Reasons to Pay Earnest Money

When a buyer decides to purchase a home from a seller, both parties enter into a contract. The contract doesn’t obligate the buyer to purchase the home, because reports from the home appraisal and inspection may later reveal problems with the house. The contract does, however, ensure the seller takes the house off the market while it’s inspected and appraised. To prove the buyer’s offer to purchase the property is made in good faith, the buyer makes an earnest money deposit (EMD).

When Earnest Money Is Refundable

The buyer may be able to reclaim the earnest money deposit if something that was specified ahead of time in the contract goes wrong. For instance, the earnest money would be returned if the house doesn’t appraise for the sales price or the inspection reveals a serious defect – provided these contingencies are listed in the contract.

Of course, earnest money isn’t always refundable. For example, the seller gets to keep the earnest money if the buyer decides not to go through with the home purchase for contingencies not listed in the contract, or if the buyer fails to meet the timeline outlined in the contract. And, not surprisingly, the buyer will forfeit the earnest money deposit if he or she simply has a change of heart and decides not to buy. 

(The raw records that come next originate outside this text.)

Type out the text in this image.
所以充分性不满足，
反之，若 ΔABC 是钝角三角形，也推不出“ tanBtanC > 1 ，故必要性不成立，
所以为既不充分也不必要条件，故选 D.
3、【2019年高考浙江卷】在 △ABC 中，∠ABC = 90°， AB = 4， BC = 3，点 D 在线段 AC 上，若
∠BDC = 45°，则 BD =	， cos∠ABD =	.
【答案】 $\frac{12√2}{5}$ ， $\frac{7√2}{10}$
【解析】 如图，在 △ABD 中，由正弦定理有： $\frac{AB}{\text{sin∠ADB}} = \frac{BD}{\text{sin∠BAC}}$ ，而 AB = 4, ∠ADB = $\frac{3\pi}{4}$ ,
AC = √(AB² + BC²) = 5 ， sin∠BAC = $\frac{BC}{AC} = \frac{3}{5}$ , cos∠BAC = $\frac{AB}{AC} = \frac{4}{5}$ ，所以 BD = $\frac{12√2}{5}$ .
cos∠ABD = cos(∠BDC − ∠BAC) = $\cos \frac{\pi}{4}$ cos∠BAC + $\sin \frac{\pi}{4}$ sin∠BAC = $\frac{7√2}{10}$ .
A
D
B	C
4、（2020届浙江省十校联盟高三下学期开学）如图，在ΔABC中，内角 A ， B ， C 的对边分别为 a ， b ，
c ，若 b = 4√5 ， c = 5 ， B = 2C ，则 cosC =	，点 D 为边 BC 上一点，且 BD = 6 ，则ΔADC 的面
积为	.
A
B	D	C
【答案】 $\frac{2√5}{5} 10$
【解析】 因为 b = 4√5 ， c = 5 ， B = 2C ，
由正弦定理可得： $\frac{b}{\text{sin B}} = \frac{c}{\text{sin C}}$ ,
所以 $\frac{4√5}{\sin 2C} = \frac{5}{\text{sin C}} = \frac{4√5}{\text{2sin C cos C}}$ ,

Earnest money is always returned to the buyer if the seller terminates the deal.

How Much You Pay in Earnest Money

While the buyer and seller can negotiate the earnest money deposit, it often ranges between 1% and 2% of the home’s purchase price, depending on the market. If a home costs $250,000, a 1% earnest money deposit would be $2,500; at 2%, the deposit would be $5,000.

In addition to the local market rates, the size of the earnest money deposit depends on the level of interest other buyers have expressed, how hot the housing market is and how quickly a prospective buyer can close on his or her offering price. In hot housing markets, the earnest money deposit might range between 5% and 10% of a property's sale price.

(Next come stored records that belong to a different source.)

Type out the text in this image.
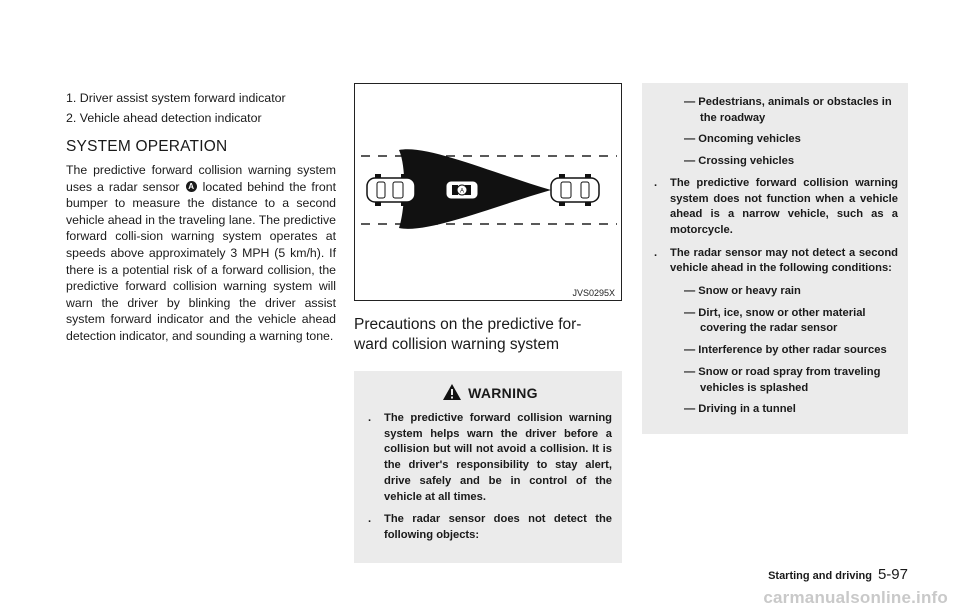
1. Driver assist system forward indicator
2. Vehicle ahead detection indicator
SYSTEM OPERATION

The predictive forward collision warning system uses a radar sensor A located behind the front bumper to measure the distance to a second vehicle ahead in the traveling lane. The predictive forward colli-sion warning system operates at speeds above approximately 3 MPH (5 km/h). If there is a potential risk of a forward collision, the predictive forward collision warning system will warn the driver by blinking the driver assist system forward indicator and the vehicle ahead detection indicator, and sounding a warning tone.

A
JVS0295X
Precautions on the predictive for-
ward collision warning system
WARNING
. The predictive forward collision warning system helps warn the driver before a collision but will not avoid a collision. It is the driver's responsibility to stay alert, drive safely and be in control of the vehicle at all times.
. The radar sensor does not detect the following objects:
— Pedestrians, animals or obstacles in the roadway
— Oncoming vehicles
— Crossing vehicles
. The predictive forward collision warning system does not function when a vehicle ahead is a narrow vehicle, such as a motorcycle.
. The radar sensor may not detect a second vehicle ahead in the following conditions:
— Snow or heavy rain
— Dirt, ice, snow or other material covering the radar sensor
— Interference by other radar sources
— Snow or road spray from traveling vehicles is splashed
— Driving in a tunnel
Starting and driving 5-97
carmanualsonline.info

While the earnest money deposit is often a percentage of the sales price, some sellers prefer a fixed amount, such as $5,000 or $10,000. Of course, the higher the earnest money, the more serious the seller is likely to consider the buyer. Therefore, a buyer should offer a high enough earnest deposit to be accepted, but not so high as to put extra money at risk since there’s still a chance that the deal might not go through and the deposit not refunded.

Earnest money is usually paid by certified check, personal check or a wire transfer into a trust or escrow account that is held by a real estate brokerage, legal firm or title company. The funds are held in the account until closing, when they are applied toward the buyer’s down payment and closing costs. It’s important to note that escrow accounts, like any other bank account, can earn interest. Therefore, if the earnest funds in the escrow account earn interest of more than $5,000, the buyer must fill out tax form W-9 with the IRS to receive the interest.

Protecting Your Earnest Money Deposit

Prospective buyers can do several things to protect their earnest money deposits.

  • Make sure contingencies for financing and inspections are included in the contract. Without these, the deposit could be forfeited if the buyer can’t get financing or a serious defect is found during the inspection. 
  • Read, understand and abide by the terms of the contract. For example, if the contract states the home inspection must be completed by a certain date, the buyer must meet that deadline, or risk losing the deposit – and the house.
  • Make sure the deposit is handled appropriately. The deposit should be payable to a reputable third party, such as a well-known real estate brokerage, escrow company, title company or legal firm (never give the deposit directly to the seller). Buyers should verify the funds will be held in an escrow account and always obtain a receipt.